Il ne s'agit en aucun cas de considérer ces revendications comme des caprices que nous daignerions accepter. Tout ce que nous pouvons faire pour eux, au-delà des soins objectifs, n'est plus du domaine du luxe.
Maintenir l'existant
C'est dans cet esprit que nous attachons une attention particulière à l'apparence des patients, que le plus souvent possible ils sont habillés, pour certains d'entre eux installés au fauteuil roulant. On ne peut pas prouver que cette installation soit d'un intérêt majeur sur le plan médical, mais il s'agit d'une demande expresse de la famille. C'est pour elle le moyen de ressentir, par un acte concret, un geste encore utile et positif pour le malade : le sortir de son lit, de la chambre, l'éloigner des bruits et des odeurs de maladie... L'habiller, lui redonner une apparence de vivant.

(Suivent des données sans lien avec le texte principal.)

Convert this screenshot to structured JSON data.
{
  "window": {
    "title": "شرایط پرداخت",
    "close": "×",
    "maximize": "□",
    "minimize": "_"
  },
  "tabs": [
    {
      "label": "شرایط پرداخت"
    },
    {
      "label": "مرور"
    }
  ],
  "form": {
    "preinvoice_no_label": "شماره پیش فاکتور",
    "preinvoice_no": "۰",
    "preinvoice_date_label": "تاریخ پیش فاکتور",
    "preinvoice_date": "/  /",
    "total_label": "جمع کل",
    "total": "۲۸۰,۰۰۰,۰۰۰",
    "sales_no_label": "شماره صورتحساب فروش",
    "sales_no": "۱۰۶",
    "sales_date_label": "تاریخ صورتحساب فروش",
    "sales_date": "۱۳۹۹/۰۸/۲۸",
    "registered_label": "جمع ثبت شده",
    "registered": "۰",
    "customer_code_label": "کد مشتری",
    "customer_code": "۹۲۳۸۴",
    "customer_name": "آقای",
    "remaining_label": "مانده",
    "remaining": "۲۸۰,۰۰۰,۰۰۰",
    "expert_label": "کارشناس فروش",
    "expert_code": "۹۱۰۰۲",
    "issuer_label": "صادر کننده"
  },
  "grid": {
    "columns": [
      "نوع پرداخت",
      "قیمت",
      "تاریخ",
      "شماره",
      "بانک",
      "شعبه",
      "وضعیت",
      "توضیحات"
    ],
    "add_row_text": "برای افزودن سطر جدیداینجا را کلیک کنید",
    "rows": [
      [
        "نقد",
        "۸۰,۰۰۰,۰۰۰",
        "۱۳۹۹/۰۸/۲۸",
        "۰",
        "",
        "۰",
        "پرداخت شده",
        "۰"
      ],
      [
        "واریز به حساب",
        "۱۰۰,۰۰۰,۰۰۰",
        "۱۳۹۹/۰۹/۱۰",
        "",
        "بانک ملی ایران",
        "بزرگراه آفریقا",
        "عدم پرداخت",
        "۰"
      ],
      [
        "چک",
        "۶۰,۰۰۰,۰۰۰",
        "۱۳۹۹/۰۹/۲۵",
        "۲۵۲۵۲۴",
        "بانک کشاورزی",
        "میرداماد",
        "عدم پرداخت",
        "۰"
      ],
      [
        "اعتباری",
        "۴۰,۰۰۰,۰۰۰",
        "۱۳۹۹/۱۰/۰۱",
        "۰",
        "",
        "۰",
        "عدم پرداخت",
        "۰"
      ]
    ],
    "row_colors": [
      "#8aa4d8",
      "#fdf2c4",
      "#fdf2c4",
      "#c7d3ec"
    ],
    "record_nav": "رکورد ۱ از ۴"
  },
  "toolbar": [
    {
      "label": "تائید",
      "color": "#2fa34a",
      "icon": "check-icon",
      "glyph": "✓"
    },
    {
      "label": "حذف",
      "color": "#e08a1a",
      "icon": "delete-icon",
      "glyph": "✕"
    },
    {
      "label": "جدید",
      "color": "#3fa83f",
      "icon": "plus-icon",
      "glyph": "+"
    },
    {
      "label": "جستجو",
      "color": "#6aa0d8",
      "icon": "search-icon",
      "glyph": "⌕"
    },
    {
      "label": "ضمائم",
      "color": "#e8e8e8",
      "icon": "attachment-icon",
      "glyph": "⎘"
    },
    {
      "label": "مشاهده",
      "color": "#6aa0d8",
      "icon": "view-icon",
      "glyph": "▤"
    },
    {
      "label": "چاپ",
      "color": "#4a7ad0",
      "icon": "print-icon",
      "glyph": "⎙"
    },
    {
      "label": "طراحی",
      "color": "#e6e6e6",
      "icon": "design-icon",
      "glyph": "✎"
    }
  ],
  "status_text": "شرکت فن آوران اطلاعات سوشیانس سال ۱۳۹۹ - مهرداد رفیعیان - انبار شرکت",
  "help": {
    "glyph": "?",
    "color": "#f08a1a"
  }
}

Se promener avec lui, retrouver une vie sociale, des contacts avec les autres...
Au-delà de l'espoir, toute demande des familles et des proches a une signification : c'est la recherche d'une concrétisation, de la preuve matérielle qu'il y a toujours quelque chose à faire pour le maintenir non seulement vivant, présent, mais " existant " C'est agir toujours pour lutter contre la notion de " mort-vivant ", trop souvent dite et écrite, pour garder la force de continuer malgré le temps qui passe et qui ne voit rien évoluer.
Après 5 ans de travail auprès de ces personnes, nombre de questions se posent toujours sans trouver de réponse. Dans le doute, abstenons-nous de juger d'une opinion tranchée, de condamner les proches au désespoir par un jugement négatif, et exigeons pour eux tous des conditions de vie dignes du statut qu'ils conservent.
Parce que le devoir professionnel ne peut faire l'économie du devoir moral. Et parce que toutes ces familles nous le demandent.